Recently I’ve seen a lot of people making comments about the accuracy (or lack thereof) of the data on this site. So I thought I’d take a moment to address those concerns.
“I hate it when people cite TF2stats as a legitimate source of information. It’s infamous for having screwed up stats, and doesn’t take into account that people trade things, have private backpacks, or never play on servers using it. It also only samples a small portion of the TF2 population, a population that seem to be overly concerned with rare items and are more likely to possess them.” – talkingwires
Above is the more common argument floating around on forums such as Steam Powered. So let’s get the cat out of the bag now: The data on this site isn’t perfect. This shouldn’t be a surprised to anyone, since it’s basically impossible to get “perfect” data without Valve aggregating it for me. As a response to this, I’ve gone with a large data sample to provide data that I feel is accurate enough to give us useful data.

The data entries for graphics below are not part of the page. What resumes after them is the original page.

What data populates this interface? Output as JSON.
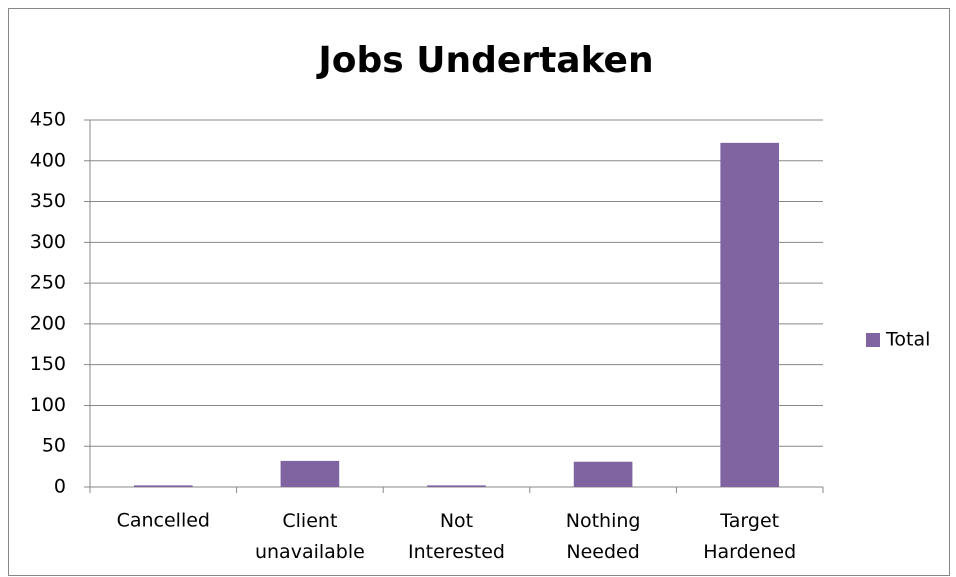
{
  "chart_data": {
    "type": "bar",
    "title": "Jobs Undertaken",
    "categories": [
      "Cancelled",
      "Client unavailable",
      "Not Interested",
      "Nothing Needed",
      "Target Hardened"
    ],
    "series": [
      {
        "name": "Total",
        "color": "#8064a2",
        "values": [
          2,
          32,
          2,
          31,
          422
        ]
      }
    ],
    "ylim": [
      0,
      450
    ],
    "yticks": [
      0,
      50,
      100,
      150,
      200,
      250,
      300,
      350,
      400,
      450
    ],
    "grid": true,
    "legend": "right"
  }
}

So let’s take a look the data sample methodology. Profiles have been sampled from three separate sources, as detailed below
- ~80,000 profiles randomly sampled from Steam
- ~8,000 profiles explicitly searched on the site (Which weren’t already in the data pool)
- ~100 profiles manually inserted due to containing “interesting” data, such as valve employees, community weapon holders, and other promo item owner.
The stat savvy among you probably notice the second figure actually creates a bias in the data. Profiles explicitly searched are more likely to contain something “interesting” (such as a large quantity of hats or unusuals) than a random sample and will almost always contain active players who are well rooted in the community. This naturally corrupts the randomness of the data. However, its also true that a random sample over steam accounts creates a reverse bias, since not all of those accounts are still active.
Therefore the relationship between the two data sources is that they start to balance each other out. When I pulled the original data sample, I ran some quick numbers to get a guesstimation of how many profiles were abandoned or unused, and blended in known active data in to help combat this. A similar ratio continues to be enforced by adding more random accounts into the pool as the active pool grows.
So at the end of the day, the data sample tries to be accurate, but ultimately can’t be perfect. So let’s consider for a moment how much noise might be in the data. It’s impossible to know for sure, but if we assume every Unusual hat effect has a perfectly even drop rate, then we can guess from the recently added effects page. By subtracting the high and low ends of the unusual scale, we find a variance of 0.14%, giving us an estimated noise level of ±0.08%.
Another possible method to approach this is via paints, again assuming black and white paint are evenly distributed (Since they can’t be purchased or crafted, but do drop from crates and naturally), we see a variance of 0.03, producing an estimated noise level of ±0.015%.
Another common complaint is that because private backpacks can’t be scanned, people could be hoarding tons of promo items and they’d just vanish! Or perhaps they were traded to an account that wasn’t scanned! This is true to an extent, but how pervasive is the issue in reality? We’ll use the Sam and Max promo items as a test point, as the set is often (but not always) broken up during trades. We see that Max’s Severed Head is on the low end of the scale at 3.18%, and the Big Kill is sitting on the high end with 3.29%. The gap is somewhat smaller here, at 0.11% giving us a variance of ±0.055%.
So if we assume a worst case scenario of a highly traded promo item which randomly drops, we can consider at worst the variance in the figures shouldn’t exceed 0.135%. This is an extreme example, but it does indicate that the data sample is fairly stable.
So why do the figures on TF2Stats not line up with what you see in TF2? The answer is simple: The people you see in TF2 aren’t a random sample. In-game you’re more likely to see people who play more (Since they’ll have more total online time), and hence these people will naturally own more items due to the drop system’s general mechanics. The lesser voices of the casual players will rarely be seen. Since TF2Stats doesn’t bias data based on play time, the two will likely never match.
Hopefully this clears up any concerns and misconceptions about the data collection method, sample size, and accuracy of data. If you have any other questions, feel free to drop a comment and I’ll amend this post to address them.